Doctor Orchester clenched his shiny teeth into a smile and laughed overly loudly. Josh had somehow earned his respect early on, so if any resident could speak to Doctor Orchester that way and get away with it, it was him. I felt my face flush, embarrassed that I’d needed a save but mostly gratified that I’d gotten the answer right.

“I wasn’t bullying her. I was teaching her.” Doctor Orchester smiled at me through clenched teeth. “Nice work, Dr. Stein. You are correct.” Doctor Orchester gave Josh a fist bump, and they started talking, Josh deftly turning the conversation to sports, a testosterone-flexing topic that Doctor Orchester couldn’t resist.

“Did you see the Angels’ reserve pitcher last night?” Josh asked, always easy going.

“Where’d they find that guy?” Doctor Orchester asked. Then he turned to me. “That was the last patient, right?” His voice was suddenly kinder than it had been all morning. Even as he spoke, he was already turning away from me, herding Josh toward the doctor’s lounge, where they’d no doubt grab a snack from the better refrigerator, which was stocked for the on-call doctors.

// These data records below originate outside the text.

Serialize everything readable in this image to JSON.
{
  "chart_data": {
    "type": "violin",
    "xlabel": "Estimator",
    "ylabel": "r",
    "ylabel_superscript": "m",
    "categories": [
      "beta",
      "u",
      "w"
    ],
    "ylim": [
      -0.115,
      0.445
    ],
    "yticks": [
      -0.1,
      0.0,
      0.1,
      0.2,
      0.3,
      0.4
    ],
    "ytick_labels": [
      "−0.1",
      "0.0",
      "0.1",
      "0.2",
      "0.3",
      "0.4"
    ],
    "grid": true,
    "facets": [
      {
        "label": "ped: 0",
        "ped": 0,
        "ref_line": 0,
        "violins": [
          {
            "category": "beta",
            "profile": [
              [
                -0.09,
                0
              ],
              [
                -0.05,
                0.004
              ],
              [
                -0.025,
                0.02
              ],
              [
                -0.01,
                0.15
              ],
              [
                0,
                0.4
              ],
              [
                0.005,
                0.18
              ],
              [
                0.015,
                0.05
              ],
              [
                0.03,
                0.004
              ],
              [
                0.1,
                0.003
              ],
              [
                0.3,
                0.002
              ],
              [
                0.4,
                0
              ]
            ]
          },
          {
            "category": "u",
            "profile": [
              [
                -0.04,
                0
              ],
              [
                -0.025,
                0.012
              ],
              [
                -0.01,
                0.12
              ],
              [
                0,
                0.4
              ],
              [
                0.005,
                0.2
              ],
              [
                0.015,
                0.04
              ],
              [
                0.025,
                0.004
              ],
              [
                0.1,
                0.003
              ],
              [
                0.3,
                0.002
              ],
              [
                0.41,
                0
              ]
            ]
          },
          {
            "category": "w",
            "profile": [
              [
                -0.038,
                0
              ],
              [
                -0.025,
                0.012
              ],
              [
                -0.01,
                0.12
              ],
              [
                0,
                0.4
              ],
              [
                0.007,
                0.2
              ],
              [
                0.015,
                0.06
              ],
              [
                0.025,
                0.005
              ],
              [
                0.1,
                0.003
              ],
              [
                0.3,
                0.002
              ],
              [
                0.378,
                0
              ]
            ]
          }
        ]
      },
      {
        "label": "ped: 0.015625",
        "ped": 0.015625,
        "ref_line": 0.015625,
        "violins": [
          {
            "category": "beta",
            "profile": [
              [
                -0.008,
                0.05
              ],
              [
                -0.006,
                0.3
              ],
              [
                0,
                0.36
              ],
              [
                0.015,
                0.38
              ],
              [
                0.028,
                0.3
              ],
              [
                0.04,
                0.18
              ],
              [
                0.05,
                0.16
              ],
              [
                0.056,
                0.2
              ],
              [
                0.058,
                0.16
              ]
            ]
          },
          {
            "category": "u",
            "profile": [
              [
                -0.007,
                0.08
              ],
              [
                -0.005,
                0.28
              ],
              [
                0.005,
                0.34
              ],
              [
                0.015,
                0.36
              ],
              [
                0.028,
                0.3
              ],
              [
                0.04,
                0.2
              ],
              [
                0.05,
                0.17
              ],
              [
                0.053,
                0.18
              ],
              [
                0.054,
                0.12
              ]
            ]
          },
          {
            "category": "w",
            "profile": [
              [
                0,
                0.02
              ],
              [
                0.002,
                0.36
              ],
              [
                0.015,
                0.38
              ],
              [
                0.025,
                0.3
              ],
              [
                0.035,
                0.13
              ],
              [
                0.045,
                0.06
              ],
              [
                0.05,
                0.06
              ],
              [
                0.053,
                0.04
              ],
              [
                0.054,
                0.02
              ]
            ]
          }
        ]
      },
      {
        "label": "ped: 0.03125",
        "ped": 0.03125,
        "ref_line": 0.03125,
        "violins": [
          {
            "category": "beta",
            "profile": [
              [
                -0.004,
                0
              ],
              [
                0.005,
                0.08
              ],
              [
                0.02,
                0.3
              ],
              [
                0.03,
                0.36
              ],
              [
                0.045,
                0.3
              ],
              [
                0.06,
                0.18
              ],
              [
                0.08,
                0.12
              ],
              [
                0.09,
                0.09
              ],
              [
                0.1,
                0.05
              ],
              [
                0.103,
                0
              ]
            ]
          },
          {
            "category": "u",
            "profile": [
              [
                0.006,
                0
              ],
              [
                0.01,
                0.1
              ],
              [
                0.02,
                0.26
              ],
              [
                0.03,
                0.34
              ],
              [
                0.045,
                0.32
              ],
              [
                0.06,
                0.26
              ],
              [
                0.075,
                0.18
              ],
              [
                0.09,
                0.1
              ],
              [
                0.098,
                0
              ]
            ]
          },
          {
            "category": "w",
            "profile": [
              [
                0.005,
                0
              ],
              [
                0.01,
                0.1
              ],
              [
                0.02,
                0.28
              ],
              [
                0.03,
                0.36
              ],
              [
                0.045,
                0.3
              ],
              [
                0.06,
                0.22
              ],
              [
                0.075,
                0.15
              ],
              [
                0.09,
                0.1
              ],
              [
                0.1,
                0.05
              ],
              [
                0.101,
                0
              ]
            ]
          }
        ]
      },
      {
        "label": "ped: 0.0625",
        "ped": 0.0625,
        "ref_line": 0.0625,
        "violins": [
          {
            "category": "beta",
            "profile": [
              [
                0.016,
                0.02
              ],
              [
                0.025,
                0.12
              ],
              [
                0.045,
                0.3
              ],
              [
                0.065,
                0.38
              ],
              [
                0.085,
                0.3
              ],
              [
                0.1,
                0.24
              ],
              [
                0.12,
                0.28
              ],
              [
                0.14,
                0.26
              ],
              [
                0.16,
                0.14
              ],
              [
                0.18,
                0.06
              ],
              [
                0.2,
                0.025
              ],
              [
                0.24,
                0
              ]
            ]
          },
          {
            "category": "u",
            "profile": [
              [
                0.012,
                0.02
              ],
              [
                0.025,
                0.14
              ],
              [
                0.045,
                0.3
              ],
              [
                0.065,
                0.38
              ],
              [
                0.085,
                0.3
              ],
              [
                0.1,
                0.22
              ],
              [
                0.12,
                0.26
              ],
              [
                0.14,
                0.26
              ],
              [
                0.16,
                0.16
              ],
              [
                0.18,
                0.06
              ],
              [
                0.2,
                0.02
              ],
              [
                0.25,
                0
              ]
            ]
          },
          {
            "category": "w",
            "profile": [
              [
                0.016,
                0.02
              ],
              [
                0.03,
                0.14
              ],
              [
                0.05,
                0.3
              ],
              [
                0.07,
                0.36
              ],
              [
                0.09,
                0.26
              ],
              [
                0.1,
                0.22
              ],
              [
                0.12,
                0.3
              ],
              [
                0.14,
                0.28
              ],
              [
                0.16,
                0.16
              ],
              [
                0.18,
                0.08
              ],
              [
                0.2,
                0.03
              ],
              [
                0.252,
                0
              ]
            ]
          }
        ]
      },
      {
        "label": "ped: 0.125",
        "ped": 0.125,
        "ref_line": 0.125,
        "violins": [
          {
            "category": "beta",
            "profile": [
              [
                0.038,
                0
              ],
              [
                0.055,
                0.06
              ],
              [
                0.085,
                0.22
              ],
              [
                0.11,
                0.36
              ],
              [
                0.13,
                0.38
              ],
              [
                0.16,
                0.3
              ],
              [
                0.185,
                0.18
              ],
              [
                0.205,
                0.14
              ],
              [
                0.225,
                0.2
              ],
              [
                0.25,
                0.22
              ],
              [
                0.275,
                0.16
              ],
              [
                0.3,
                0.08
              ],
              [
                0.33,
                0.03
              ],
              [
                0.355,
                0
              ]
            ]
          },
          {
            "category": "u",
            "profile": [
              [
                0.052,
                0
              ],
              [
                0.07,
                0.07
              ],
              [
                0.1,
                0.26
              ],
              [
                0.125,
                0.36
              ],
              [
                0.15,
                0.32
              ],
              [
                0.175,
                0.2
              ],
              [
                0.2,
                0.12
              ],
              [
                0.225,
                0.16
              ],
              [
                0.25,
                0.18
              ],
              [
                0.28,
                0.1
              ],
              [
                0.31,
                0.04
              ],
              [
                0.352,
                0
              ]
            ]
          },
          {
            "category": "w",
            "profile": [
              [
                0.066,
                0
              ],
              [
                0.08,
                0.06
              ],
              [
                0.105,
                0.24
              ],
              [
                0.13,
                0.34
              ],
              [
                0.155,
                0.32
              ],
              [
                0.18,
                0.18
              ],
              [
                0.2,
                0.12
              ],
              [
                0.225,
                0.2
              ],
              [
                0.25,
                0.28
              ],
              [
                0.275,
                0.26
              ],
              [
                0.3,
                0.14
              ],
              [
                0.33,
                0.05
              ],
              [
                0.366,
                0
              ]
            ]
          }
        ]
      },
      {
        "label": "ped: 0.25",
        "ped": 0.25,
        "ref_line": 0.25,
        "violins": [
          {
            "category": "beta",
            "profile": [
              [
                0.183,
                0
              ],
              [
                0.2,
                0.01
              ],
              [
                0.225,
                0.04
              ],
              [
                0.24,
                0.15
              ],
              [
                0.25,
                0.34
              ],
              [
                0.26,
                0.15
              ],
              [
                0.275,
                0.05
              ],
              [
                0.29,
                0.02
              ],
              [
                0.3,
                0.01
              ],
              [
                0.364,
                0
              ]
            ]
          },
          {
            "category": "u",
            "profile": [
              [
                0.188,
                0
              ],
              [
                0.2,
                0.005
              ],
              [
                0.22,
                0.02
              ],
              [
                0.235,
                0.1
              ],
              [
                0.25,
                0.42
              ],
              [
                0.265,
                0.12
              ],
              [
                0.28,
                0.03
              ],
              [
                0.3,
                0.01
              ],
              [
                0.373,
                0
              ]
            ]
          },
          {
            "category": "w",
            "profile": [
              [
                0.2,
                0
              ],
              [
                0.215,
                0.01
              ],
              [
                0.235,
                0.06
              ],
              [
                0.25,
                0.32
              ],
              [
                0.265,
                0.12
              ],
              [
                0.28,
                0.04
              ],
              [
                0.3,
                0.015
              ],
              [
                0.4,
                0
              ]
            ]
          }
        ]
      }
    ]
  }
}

“Yep. I mean, yes,” I said, ready for some new lecture about correct grammar.

But Doctor Orchester was already deep in conversation with Josh, who stole a glance at me out of the corner of his eye to let me know that even though he was walking along with Doctor Orchester, he still thought the guy was an ass. I smiled and made a quick getaway.

“So how long did you end up talking to Doctor Orchestra?” I asked. He’d earned far worse nicknames than that—Oar-Taster and Barechester were two that sprang to mind—but I stuck to the most benign one.

“Oh God, like, a half hour. I was late to my case, which ended up being fine since we started late anyway, but still. He’s such a Neanderthal. If you were a guy, he’d never pull that shit.”

“It happens all the time. I’m used to it.” I hadn’t gotten through college chemistry classes without having to cross swords with guys at least as bad as Dan Orchester. I knew Josh wasn’t trying to take credit for saving me from him. He was irritated that guys like Doctor Orchester existed at all, let alone in large numbers.

“It shouldn’t. Not when you’ve worked as hard as any guy to be there.”

“Not everyone is as evolved as you. But thank you. You’re not wrong,” I said, looking at Josh from the side to get a better view of his hair.